A VCM is able to represent travel demand of the reference area with a certain validity.
However, different aspects of VCM can be improved in further studies, for example:
• The land use structure in a polycentric city can be transferred by the cross-classification of land use categories, densities and rings referring to not only the city centre, but also to sub-centres. In the current version of VCM, only rings referring to the city centre are considered.
• A database of tile structures with typical network forms and components of zones can be created for the network generator tool. Different concepts of cities can be generated with corresponding tile structures in the database.
• The region area can be modelled on a lower aggregation level with more zones, so that regional planning measures can also be studied applying VCM. For example, the
unrealistically high number of walk trips can be avoided in scenarios S4 and S5 of locating new development in the region area.
• New version of VISUM 15.0 introduces also modelling of freight transport with different structure from person transport by means of generating real tours and trip tables of freight transport. Applying this version of VISUM should be able to model freight transport in a better way than the current VCM does.
More development scenarios and measures in land use and transport planning than scenarios in chapter 5 can be modelled and analysed in VCM. As a potential further application of VCM, a combination of the PuT improvement in S7 and the limitation of car use can be tested. Besides, as it is suggested to adopt an integrative approach for transport planning and land use planning in the literature, the influence of combing measures in land use planning and transport planning can be studied. A measure that can be tested is the high density with mixed-use and restricted car use policies, as suggested by CERVERO and KOCKELMAN (1997).

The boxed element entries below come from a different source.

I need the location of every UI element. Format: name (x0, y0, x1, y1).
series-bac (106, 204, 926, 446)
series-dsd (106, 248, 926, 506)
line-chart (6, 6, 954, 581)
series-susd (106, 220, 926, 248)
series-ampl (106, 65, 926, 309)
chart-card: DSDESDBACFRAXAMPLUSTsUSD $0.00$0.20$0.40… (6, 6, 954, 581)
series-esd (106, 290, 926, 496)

Another interesting potential further research applying VCM is the comparison of VCMs with different land use structure and transport supply. The methodological processes can be applied to develop new virtual city models, such as with another network form or with a new reference model. An example is the comparison between Detroit Region in the USA and Stuttgart Region, as these two regions have similar characteristics of population and size. Land use data in Detroit Region can be transferred with the methods of cross classification into a new VCM. Similarly a new network model based on the network structure in Detroit Region can also be generated with the network generator tool. For a precise forecast, this network model should be calibrated and validated with the existing data from the Detroit Region. Assuming that all of the residents in Stuttgart Region are living in Detroit Region in the USA, i.e. behaviour data in Stuttgart Region are applied, travel demand of these travellers in the new VCM can be investigated.
Comparing travel demand of these two VCMs, although they share the same behavioural data, the land use and network structure in the U.S.A are supposed to produce more and longer car trips, as shown in differences between surveys in the USA and Germany.
This version of VCM is available for more applications, and other versions of VCM can be generated following the same methods.